Howard Herzog, ingénieur de recherche au Massachusetts Institute of Technology et pionnier de la technologie de capture et de stockage du carbone, a réfuté cette affirmation dans une interview accordée à l’Associated Press. Il a toutefois reconnu que le transport et le stockage du carbone comportent un risque.

En 2020, un pipeline transportant du dioxyde de carbone s’est rompu dans la ville de Satartia, dans le Mississippi, obligeant plus de 40 personnes à recevoir des soins dans un hôpital et plus de 300 à évacuer leur domicile. Cet incident est cité par des experts, des militants et des habitants vivant à proximité de projets de captage et de stockage du carbone pour illustrer les dangers du transport du carbone sur de longues distances.

L’injection de carbone dans le sous-sol pour le stocker pourrait contaminer les aquifères, selon Nikki Reisch, directrice du programme sur le climat et l’énergie du Center for International Environmental Law.

Plus de 500 organisations environnementales, dont le Centre, ont signé une lettre ouverte publiée dans le Washington Post en juillet 2021, qualifiant la capture et le stockage du carbone de « fausse solution ».

En réponse, la Coalition pour la capture du carbone, qui fait campagne pour cette technologie, a publié en août sa propre lettre, qui compte plus de 100 signatures. Ils ont fait pression sur le Congrès pour qu’il inclue des investissements dans cette technologie dans toute législation future.

Matt Fry, responsable de la politique régionale et étatique pour le Great Plains Institute, un groupe de réflexion sur le climat et l’énergie basé à Minneapolis, a déclaré à l’AP que la technologie est essentielle pour atteindre les objectifs climatiques du milieu du siècle.

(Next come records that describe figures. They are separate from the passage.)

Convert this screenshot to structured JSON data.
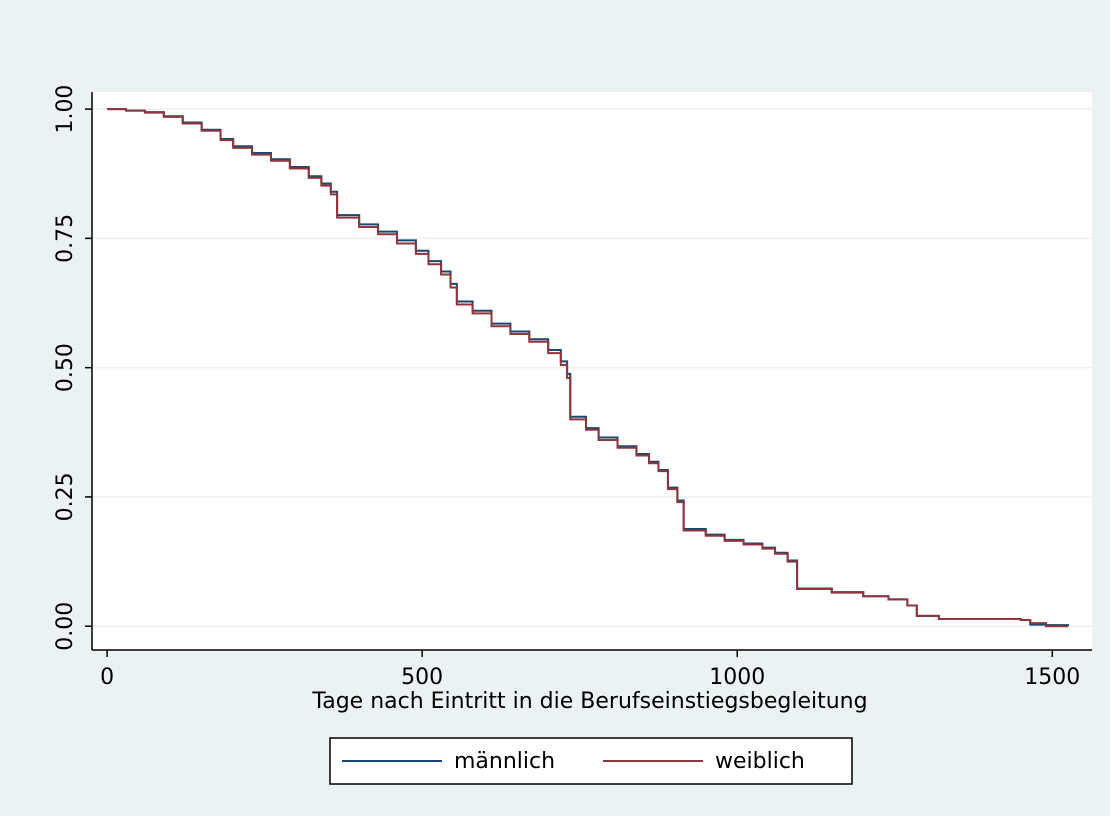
{
  "chart_data": {
    "type": "line",
    "step": "post",
    "xlabel": "Tage nach Eintritt in die Berufseinstiegsbegleitung",
    "x": [
      0,
      30,
      60,
      90,
      120,
      150,
      180,
      200,
      230,
      260,
      290,
      320,
      340,
      355,
      365,
      400,
      430,
      460,
      490,
      510,
      530,
      545,
      555,
      580,
      610,
      640,
      670,
      700,
      720,
      730,
      735,
      760,
      780,
      810,
      840,
      860,
      875,
      890,
      905,
      915,
      950,
      980,
      1010,
      1040,
      1060,
      1080,
      1095,
      1150,
      1200,
      1240,
      1270,
      1285,
      1320,
      1450,
      1465,
      1490,
      1525
    ],
    "series": [
      {
        "name": "männlich",
        "color": "#1a476f",
        "values": [
          1.0,
          0.997,
          0.994,
          0.986,
          0.974,
          0.96,
          0.942,
          0.928,
          0.915,
          0.903,
          0.888,
          0.87,
          0.856,
          0.84,
          0.795,
          0.777,
          0.763,
          0.746,
          0.726,
          0.706,
          0.686,
          0.662,
          0.628,
          0.61,
          0.585,
          0.57,
          0.555,
          0.534,
          0.512,
          0.488,
          0.405,
          0.383,
          0.365,
          0.348,
          0.333,
          0.318,
          0.302,
          0.268,
          0.243,
          0.188,
          0.177,
          0.167,
          0.16,
          0.152,
          0.142,
          0.127,
          0.073,
          0.066,
          0.058,
          0.052,
          0.04,
          0.02,
          0.014,
          0.012,
          0.003,
          0.002,
          0.0
        ]
      },
      {
        "name": "weiblich",
        "color": "#90353b",
        "values": [
          1.0,
          0.997,
          0.993,
          0.985,
          0.972,
          0.958,
          0.94,
          0.925,
          0.912,
          0.9,
          0.885,
          0.867,
          0.852,
          0.835,
          0.79,
          0.772,
          0.758,
          0.74,
          0.72,
          0.7,
          0.68,
          0.655,
          0.622,
          0.605,
          0.58,
          0.565,
          0.55,
          0.528,
          0.505,
          0.48,
          0.4,
          0.38,
          0.36,
          0.345,
          0.33,
          0.315,
          0.3,
          0.265,
          0.24,
          0.185,
          0.175,
          0.165,
          0.158,
          0.15,
          0.14,
          0.125,
          0.072,
          0.065,
          0.058,
          0.052,
          0.04,
          0.02,
          0.014,
          0.012,
          0.006,
          0.0,
          0.0
        ]
      }
    ],
    "xlim": [
      -24,
      1563
    ],
    "xticks": [
      0,
      500,
      1000,
      1500
    ],
    "ylim": [
      -0.046,
      1.033
    ],
    "yticks": [
      {
        "value": 0,
        "label": "0.00"
      },
      {
        "value": 0.25,
        "label": "0.25"
      },
      {
        "value": 0.5,
        "label": "0.50"
      },
      {
        "value": 0.75,
        "label": "0.75"
      },
      {
        "value": 1,
        "label": "1.00"
      }
    ],
    "grid": true,
    "legend": "bottom"
  }
}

« Le potentiel d’un monde entièrement décarbonisé et électrifié est une réalité », a déclaré M. Fry. « Mais nous allons avoir besoin d’une transition pour y arriver. Et cela va nécessiter la capture du carbone pour traiter ces émissions. »

M. Herzog affirme qu’au moment de la capture, la technologie représente une menace « très faible » pour la santé publique. « Il y a toujours la possibilité de quelques défaillances », a-t-il ajouté, « mais à l’échelle globale des usines chimiques, (la technologie) est très bénigne ».

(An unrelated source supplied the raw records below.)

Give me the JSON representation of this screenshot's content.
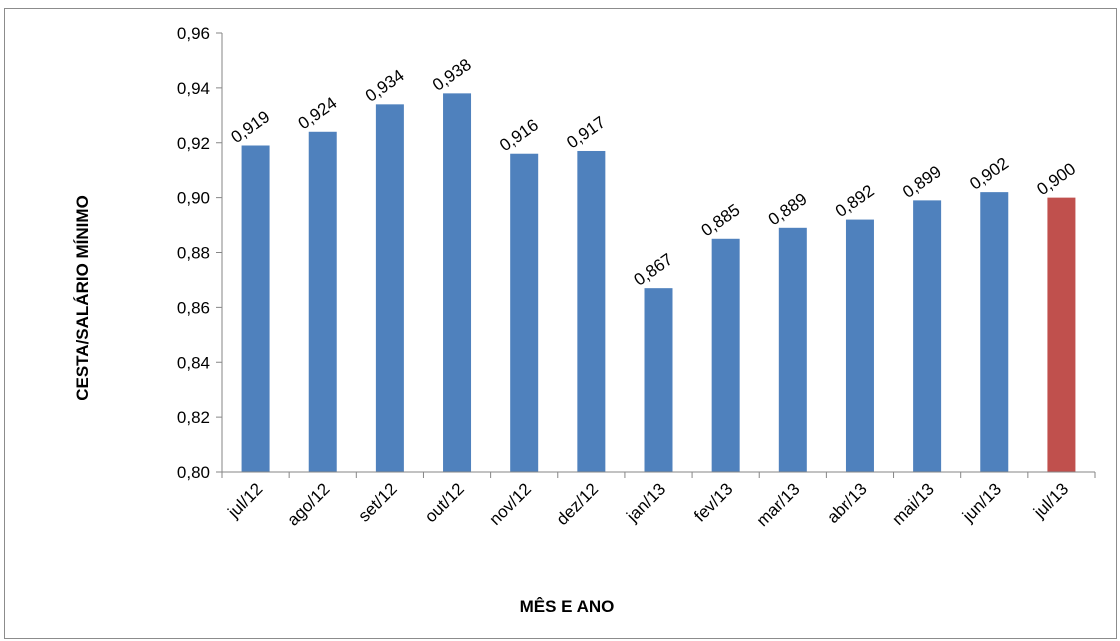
{
  "chart_data": {
    "type": "bar",
    "categories": [
      "jul/12",
      "ago/12",
      "set/12",
      "out/12",
      "nov/12",
      "dez/12",
      "jan/13",
      "fev/13",
      "mar/13",
      "abr/13",
      "mai/13",
      "jun/13",
      "jul/13"
    ],
    "values": [
      0.919,
      0.924,
      0.934,
      0.938,
      0.916,
      0.917,
      0.867,
      0.885,
      0.889,
      0.892,
      0.899,
      0.902,
      0.9
    ],
    "data_labels": [
      "0,919",
      "0,924",
      "0,934",
      "0,938",
      "0,916",
      "0,917",
      "0,867",
      "0,885",
      "0,889",
      "0,892",
      "0,899",
      "0,902",
      "0,900"
    ],
    "y_ticks": [
      0.8,
      0.82,
      0.84,
      0.86,
      0.88,
      0.9,
      0.92,
      0.94,
      0.96
    ],
    "y_tick_labels": [
      "0,80",
      "0,82",
      "0,84",
      "0,86",
      "0,88",
      "0,90",
      "0,92",
      "0,94",
      "0,96"
    ],
    "ylim": [
      0.8,
      0.96
    ],
    "xlabel": "MÊS E ANO",
    "ylabel": "CESTA/SALÁRIO MÍNIMO",
    "grid": false,
    "legend": "none",
    "bar_color": "#4f81bd",
    "highlight_color": "#c0504d",
    "highlight_category": "jul/13"
  }
}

Mais les résidents proches des projets proposés sont inquiets.

Dans la région agricole de la Central Valley, en Californie, Chevron, Microsoft et Schlumberger New Energy collaborent à la construction d’une installation dans la ville de Mendota qui produira de l’énergie en convertissant les déchets agricoles en monoxyde de carbone et en hydrogène gazeux qui se mélangeront à l’oxygène pour produire de l’électricité, avec la promesse de capturer 99 % du carbone dans le processus.

Chevron indique que le plan consiste à injecter le carbone « sous terre, dans des formations géologiques profondes ».

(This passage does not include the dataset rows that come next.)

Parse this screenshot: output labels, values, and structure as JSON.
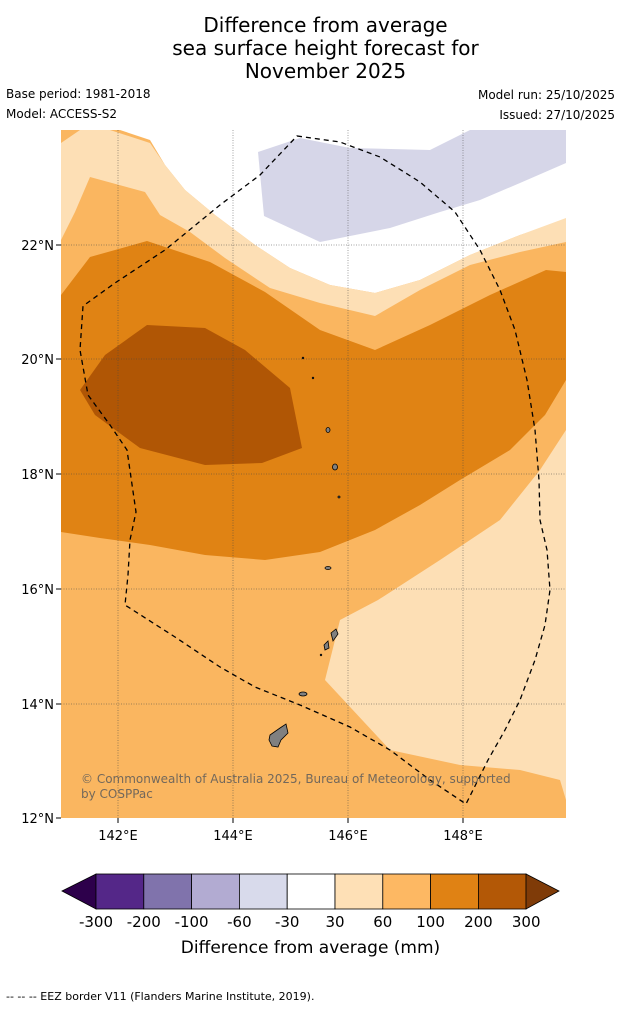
{
  "title": {
    "line1": "Difference from average",
    "line2": "sea surface height forecast for",
    "line3": "November 2025"
  },
  "meta": {
    "base_period": "Base period: 1981-2018",
    "model": "Model: ACCESS-S2",
    "model_run": "Model run: 25/10/2025",
    "issued": "Issued: 27/10/2025"
  },
  "map": {
    "lat_labels": [
      "22°N",
      "20°N",
      "18°N",
      "16°N",
      "14°N",
      "12°N"
    ],
    "lon_labels": [
      "142°E",
      "144°E",
      "146°E",
      "148°E"
    ],
    "credit": "© Commonwealth of Australia 2025, Bureau of Meteorology, supported by COSPPac",
    "colors": {
      "neg30_0": "#d6d6e8",
      "pos30_60": "#fddfb5",
      "pos60_100": "#fab660",
      "pos100_200": "#e08314",
      "pos200_300": "#b05605",
      "land": "#808080"
    }
  },
  "colorbar": {
    "title": "Difference from average (mm)",
    "tick_labels": [
      "-300",
      "-200",
      "-100",
      "-60",
      "-30",
      "30",
      "60",
      "100",
      "200",
      "300"
    ],
    "colors": [
      "#2d004b",
      "#542788",
      "#8073ac",
      "#b2abd2",
      "#d8daeb",
      "#ffffff",
      "#fee0b6",
      "#fdb863",
      "#e08214",
      "#b35806",
      "#7f3b08"
    ]
  },
  "footer": "--  --  -- EEZ border V11 (Flanders Marine Institute, 2019)."
}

Cela inquiète Nayamin Martinez, qui vit dans la vallée et est le directeur du Central California Environmental Justice Network. « Nous sommes très inquiets à ce sujet », a-t-elle déclaré. « Qu’est-ce que cela signifie en termes de risque de contamination de l’eau potable ? ».

Creighton Welch, un porte-parole de Chevron, affirme que le processus qu’ils prévoient d’utiliser est inoffensif. « Le captage, l’injection et le stockage du CO2 ne sont pas des technologies nouvelles et sont pratiqués en toute sécurité depuis des décennies », a déclaré M. Welch.

En Louisiane, Mme Glover et d’autres habitants craignent également que la technologie de capture du carbone n’affecte l’eau. Le dioxyde de carbone capturé par l’installation d’Air Products and Chemicals sera stocké sous le lac Maurepas, un aquifère important.

Kim Coates, qui vit sur le côté nord-est du lac, a déclaré que le lac est une barrière entre le Golfe du Mexique et les résidents. Mais elle ajoute qu’elle a vu la destruction de cet écosystème par le développement industriel depuis des générations et, plus récemment, par les ouragans et les tempêtes tropicales.

Aujourd’hui, M. Coates craint que la situation ne se reproduise si le carbone est stocké sous le lac. « Nous avons assisté à des destructions au fil du temps sans que personne ne prenne en compte ce qui allait se passer dans le futur », a-t-il déclaré.